I’ve been running portions of this infrastructure since about 2013 or so. It started with one VPS, and expanded to adding a high-traffic server to host a Tor node, and from there it’s expanded to 3 VPSes, 2 servers, and 3 containers, for a total of 8 hosts to maintain full-time. This is a lot! This is going to be the first in a series of posts about what it’s like to maintain these many hosts for this long period of itme. This week’s theme is updates.
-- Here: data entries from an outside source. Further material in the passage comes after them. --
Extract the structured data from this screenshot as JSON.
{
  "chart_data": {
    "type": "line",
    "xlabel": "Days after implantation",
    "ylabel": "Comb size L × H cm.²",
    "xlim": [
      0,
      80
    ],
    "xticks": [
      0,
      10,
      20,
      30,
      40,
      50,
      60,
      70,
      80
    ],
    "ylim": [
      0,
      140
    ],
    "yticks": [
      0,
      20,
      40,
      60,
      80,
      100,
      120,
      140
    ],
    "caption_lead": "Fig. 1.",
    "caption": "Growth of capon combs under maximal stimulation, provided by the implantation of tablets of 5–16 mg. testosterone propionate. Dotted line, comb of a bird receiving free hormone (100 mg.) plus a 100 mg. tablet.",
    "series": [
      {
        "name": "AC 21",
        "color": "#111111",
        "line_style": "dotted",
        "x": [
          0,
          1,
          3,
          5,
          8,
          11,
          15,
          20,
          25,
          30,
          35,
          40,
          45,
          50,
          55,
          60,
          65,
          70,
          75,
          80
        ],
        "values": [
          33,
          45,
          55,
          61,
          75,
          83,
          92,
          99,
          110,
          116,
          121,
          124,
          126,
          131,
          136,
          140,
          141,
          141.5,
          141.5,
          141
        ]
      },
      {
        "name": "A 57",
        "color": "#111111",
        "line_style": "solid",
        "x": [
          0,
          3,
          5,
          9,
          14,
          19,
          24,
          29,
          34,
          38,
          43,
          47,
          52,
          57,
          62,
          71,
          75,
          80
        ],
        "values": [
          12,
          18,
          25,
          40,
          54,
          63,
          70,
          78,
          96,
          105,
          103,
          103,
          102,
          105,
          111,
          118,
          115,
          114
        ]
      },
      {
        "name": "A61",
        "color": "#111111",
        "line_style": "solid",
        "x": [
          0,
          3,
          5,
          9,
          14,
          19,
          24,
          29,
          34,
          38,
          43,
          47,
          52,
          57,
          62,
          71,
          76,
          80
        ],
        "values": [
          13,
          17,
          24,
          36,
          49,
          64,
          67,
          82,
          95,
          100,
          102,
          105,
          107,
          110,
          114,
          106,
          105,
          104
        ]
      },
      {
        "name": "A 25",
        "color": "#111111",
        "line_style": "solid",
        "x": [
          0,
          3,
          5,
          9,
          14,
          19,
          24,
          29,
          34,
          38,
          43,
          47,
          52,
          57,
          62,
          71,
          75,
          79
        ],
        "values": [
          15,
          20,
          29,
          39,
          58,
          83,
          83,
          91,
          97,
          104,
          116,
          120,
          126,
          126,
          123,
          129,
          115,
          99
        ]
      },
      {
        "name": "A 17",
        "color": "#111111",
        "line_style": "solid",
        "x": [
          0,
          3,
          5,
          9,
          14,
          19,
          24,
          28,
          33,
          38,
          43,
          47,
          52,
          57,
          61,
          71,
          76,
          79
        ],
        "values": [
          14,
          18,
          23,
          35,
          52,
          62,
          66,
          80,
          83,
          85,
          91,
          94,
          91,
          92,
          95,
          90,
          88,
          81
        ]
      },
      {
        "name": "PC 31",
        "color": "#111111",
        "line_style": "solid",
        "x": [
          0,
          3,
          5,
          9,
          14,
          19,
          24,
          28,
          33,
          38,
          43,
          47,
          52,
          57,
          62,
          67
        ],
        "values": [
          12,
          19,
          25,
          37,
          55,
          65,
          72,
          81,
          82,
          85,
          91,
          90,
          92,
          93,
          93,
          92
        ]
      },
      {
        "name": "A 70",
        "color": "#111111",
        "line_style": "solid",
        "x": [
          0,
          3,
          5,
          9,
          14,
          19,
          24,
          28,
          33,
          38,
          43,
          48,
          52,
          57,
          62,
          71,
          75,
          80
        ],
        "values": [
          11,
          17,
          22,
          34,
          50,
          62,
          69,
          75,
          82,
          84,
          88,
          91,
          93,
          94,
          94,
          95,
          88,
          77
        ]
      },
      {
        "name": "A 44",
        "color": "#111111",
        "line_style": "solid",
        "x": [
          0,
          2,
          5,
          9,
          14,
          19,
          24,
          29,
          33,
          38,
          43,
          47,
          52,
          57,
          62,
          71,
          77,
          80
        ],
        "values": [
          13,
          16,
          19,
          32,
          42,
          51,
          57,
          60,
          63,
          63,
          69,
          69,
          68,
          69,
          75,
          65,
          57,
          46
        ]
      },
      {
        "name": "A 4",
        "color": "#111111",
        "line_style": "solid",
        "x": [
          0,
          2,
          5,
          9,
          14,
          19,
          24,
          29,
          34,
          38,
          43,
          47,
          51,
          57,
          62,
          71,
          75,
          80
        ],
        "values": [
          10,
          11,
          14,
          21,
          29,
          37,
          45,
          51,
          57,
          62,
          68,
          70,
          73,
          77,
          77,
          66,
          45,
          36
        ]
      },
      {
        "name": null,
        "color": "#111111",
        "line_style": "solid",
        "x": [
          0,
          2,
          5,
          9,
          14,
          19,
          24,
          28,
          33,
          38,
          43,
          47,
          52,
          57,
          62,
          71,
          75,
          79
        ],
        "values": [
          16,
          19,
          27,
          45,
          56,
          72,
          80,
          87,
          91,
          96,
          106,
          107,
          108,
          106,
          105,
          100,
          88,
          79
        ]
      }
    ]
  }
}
Some of you may know I live on the questionable bleeding-edge and run Arch Linux on all my servers, but the challenge of keeping them up to date specifically revolves around remembering when to log in to update everything. After exploring a few fleet management systems (e.g. Chef, Puppet, etc.) I settled on using Ansible. Specifically the Ansible Tower project now open-sourced as AWX has been really easy for me to set up and use. My method was as follows:

Pick a host, and install AWX via Docker Compose. This is your main area of operations.
(optional) You may need to log into the AWX docker container and install additional python modules for the AWX features you want, e.g. one of my templates uses DNS resolution.
Generate a SSH key and store the private key as an AWX secret.
Deploy the public key as the root user on your fleet. Set the appropriate protections you want (I used key-only login, restricted login via certain hosts, etc.)
Install python on your fleet.

Within AWX you need to do additional setup pieces:

Configure your user account
Set up your host inventory with the list of hosts you want to manage. Bonus: set tags which become useful for your ansible templates later on.
Add the repository to source for templates.
Add the templates themselves with their appropriate configs.
(optional) Configure schedules for those templates so that they get run frequently as Jobs.

From there, I have a series of ansible templates for provisioning (YAML config templates with j2 file templates):

I have also some ansible templates I set on a schedule to keep the hosts up to date automatically:

“Safe” upgrade (ignores kernel, pacman, glibc)
“System” upgrade + reboot (only kernel, pacman, glibc)
Certificate renewals (same as above)

I’ll finish off with some problems I’ve run into over the past few years from trying to update things (or in some cases, forgetting to update):

RAID arrays desyncing because a drive is about to fail, causing a mysterious “missing kernel module” issue from updates only hitting one drive while the host flip-flop boots to the unsynced drive
Exim RCEs causing mysterious errors as a result of the box being pwned
Grub just mysteriously failing on PV hosts, necessitating a migration from PV to HVM, resulting in addition config needed to be provided to grub to view the serial console
Certificate expiries preventing e-mails from being received.
The random GLIBC dependency issue that’s not captured properly during a partial update that breaks everything.

Happy updating.